Mudou alguma coisa - CELSO MING
Política

Mudou alguma coisa - CELSO MING



O Estado de S.Paulo - 16/08



Mais do que resultado imediato, o que se vê no PAC da Logística ontem anunciado é a mudança de atitude do governo Dilma.

O enfoque da política econômica, antes excessivamente centrado no consumo, passa a ser o investimento. O volume de recursos a ser destinado para expansão das malhas ferroviária e rodoviária é relativamente pequeno, de R$ 133 bilhões (pouco mais de um quarto do que só a Petrobrás prevê no seu Plano de Negócios de quatro anos), mas é só o primeiro bloco de uma série programada de concessões.

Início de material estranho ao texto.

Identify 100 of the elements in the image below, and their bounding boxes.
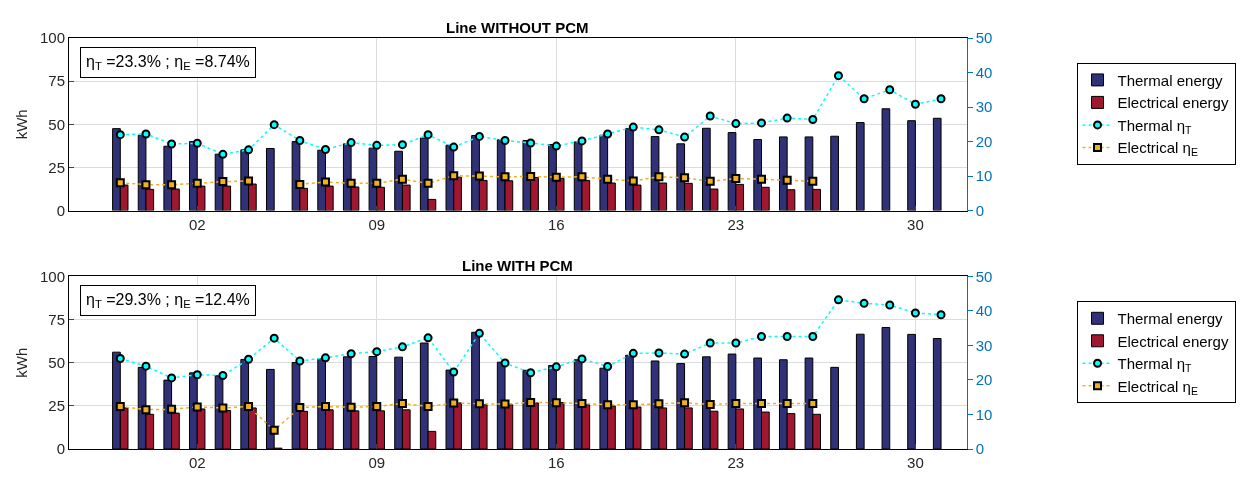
- x-tick-label: 30: [907, 454, 924, 471]
- point: [115, 354, 125, 364]
- point: [859, 298, 869, 308]
- point: [526, 397, 536, 407]
- point: [115, 130, 125, 140]
- point: [115, 178, 125, 188]
- point: [244, 145, 254, 155]
- point: [449, 367, 459, 377]
- point: [474, 171, 484, 181]
- point: [628, 122, 638, 132]
- point: [500, 358, 510, 368]
- point: [731, 338, 741, 348]
- point: [680, 398, 690, 408]
- point: [141, 180, 151, 190]
- chart-title: Line WITHOUT PCM: [446, 19, 589, 36]
- point: [244, 402, 254, 412]
- point: [731, 398, 741, 408]
- y2-tick-label: 40: [975, 63, 993, 81]
- x-tick-label: 30: [907, 215, 924, 233]
- point: [885, 85, 895, 95]
- point: [526, 138, 536, 148]
- y2-tick-label: 50: [975, 29, 993, 47]
- point: [167, 139, 177, 149]
- point: [628, 400, 638, 410]
- chart-title: Line WITH PCM: [462, 257, 573, 274]
- point: [474, 399, 484, 409]
- legend-label: Thermal energy: [1117, 310, 1224, 328]
- point: [705, 176, 715, 186]
- point: [244, 176, 254, 186]
- y2-tick-label: 10: [975, 405, 993, 423]
- point: [500, 172, 510, 182]
- point: [808, 114, 818, 124]
- point: [372, 402, 382, 412]
- point: [782, 398, 792, 408]
- point: [474, 328, 484, 338]
- y2-tick-label: 10: [975, 167, 993, 185]
- point: [603, 174, 613, 184]
- point: [551, 398, 561, 408]
- point: [603, 361, 613, 371]
- legend-label: Electrical energy: [1117, 332, 1229, 350]
- x-tick-label: 02: [188, 215, 206, 233]
- point: [192, 138, 202, 148]
- point: [654, 348, 664, 358]
- point: [167, 180, 177, 190]
- point: [500, 136, 510, 146]
- x-tick-label: 09: [368, 215, 386, 233]
- x-tick-label: 09: [368, 454, 386, 471]
- x-tick-label: 23: [727, 215, 745, 233]
- x-tick-label: 16: [547, 215, 565, 233]
- y2-tick-label: 20: [975, 132, 993, 150]
- point: [423, 178, 433, 188]
- y-tick-label: 50: [48, 115, 65, 133]
- x-tick-label: 02: [188, 454, 206, 471]
- point: [192, 370, 202, 380]
- point: [269, 333, 279, 343]
- point: [808, 398, 818, 408]
- point: [218, 177, 228, 187]
- point: [705, 399, 715, 409]
- point: [500, 399, 510, 409]
- point: [910, 99, 920, 109]
- point: [603, 400, 613, 410]
- legend-label: Thermal η$_{T}$: [1117, 355, 1193, 375]
- y-tick-label: 100: [39, 29, 65, 47]
- y2-tick-label: 40: [975, 302, 993, 320]
- point: [449, 398, 459, 408]
- point: [474, 131, 484, 141]
- x-tick-label: 23: [727, 454, 745, 471]
- point: [833, 71, 843, 81]
- y-axis-title: kWh: [13, 109, 31, 140]
- y2-tick-label: 30: [975, 98, 993, 116]
- point: [423, 402, 433, 412]
- point: [782, 331, 792, 341]
- point: [192, 402, 202, 412]
- point: [551, 141, 561, 151]
- point: [910, 308, 920, 318]
- point: [705, 338, 715, 348]
- point: [295, 179, 305, 189]
- y-tick-label: 75: [48, 310, 65, 328]
- point: [628, 176, 638, 186]
- point: [397, 398, 407, 408]
- point: [320, 177, 330, 187]
- point: [551, 362, 561, 372]
- point: [372, 347, 382, 357]
- point: [295, 136, 305, 146]
- point: [757, 331, 767, 341]
- point: [295, 356, 305, 366]
- point: [731, 174, 741, 184]
- point: [680, 349, 690, 359]
- point: [680, 132, 690, 142]
- point: [680, 173, 690, 183]
- point: [654, 172, 664, 182]
- point: [192, 178, 202, 188]
- y2-tick-label: 0: [975, 440, 985, 458]
- point: [115, 402, 125, 412]
- point: [397, 140, 407, 150]
- point: [423, 130, 433, 140]
- annotation: η$_{T}$ =23.3% ; η$_{E}$ =8.74%: [86, 53, 250, 73]
- legend-label: Thermal energy: [1117, 71, 1224, 89]
- point: [449, 142, 459, 152]
- point: [397, 342, 407, 352]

Mudam também os beneficiários diretos da decisão tomada. Os pacotes anteriores contemplaram meia dúzia de setores com isenção tributária, juros favorecidos e reservas de mercado. Este procura derrubar o custo Brasil. Qualquer melhora no gargalo de logística garantirá aumento de competitividade a toda a economia brasileira, não somente aos amigos do rei ou aos que gritam mais alto.

Uma terceira mudança de comportamento está no modo como o governo Dilma passou a tratar o estatuto das concessões. Os governos PT tiveram até agora enorme dificuldade para lidar com tudo o que seus dirigentes vinham chamando de privataria. Tiveram horror (e parecem ainda ter) não só de iniciativas que transferissem propriedades públicas para o setor privado, mas também de assinar parcerias com o setor privado para execução e administração de serviços públicos antes geridos com notória ineficiência pelo Estado - caso das ferrovias, das rodovias, dos portos, dos aeroportos e da geração e distribuição de energia elétrica.

Aí, o principal fator de quebra de paradigma é o cobertor curto do Tesouro, que não pode atender a todas as necessidades de investimento público. Mesmo assim, a presidente Dilma não reconhece a mudança. Preferiu dizer que foram corrigidos erros de governos anteriores - como o da privatização da ferrovia da Vale do Rio Doce, que fechou seu uso para outros interessados.

O anúncio de ontem se restringiu ao lançamento de projetos de investimento nas áreas rodoviária e ferroviária. O governo promete mais edições nas próximas semanas, sobretudo na produção de energia elétrica, no discutível trem-bala, nos portos e nos aeroportos.

A promessa é de que só com as decisões anunciadas serão gerados 150 mil empregos e lançadas as bases para a retomada do crescimento econômico de 3,5% a 4,0% ao ano. Talvez seja promessa demais para o tamanho do pacote. Se vai dar certo ou não, são outros quinhentos (bilhões), depende de certa dose de boa governança - até agora, em falta. E também da capacidade de mobilização do tal espírito animal do empresário, cada vez mais descrente.

Falta entender o que será a mudança de critério na definição das concessões. O governo promete que o vitorioso será aquele que apresentar menor tarifa, não o maior ágio. É preciso ver na prática como isso vai funcionar.

Finalmente, é necessário dizer que demorou demais. Em vez de ter insistido em intervencionismos localizados e em puxadinhos de política industrial - que não podem mesmo ir muito longe - o governo deveria ter atacado há bem mais tempo os gargalos de infraestrutura e o escorchante custo Brasil. Em todo o caso, antes tarde do que nunca, como diz o velho ditado popular.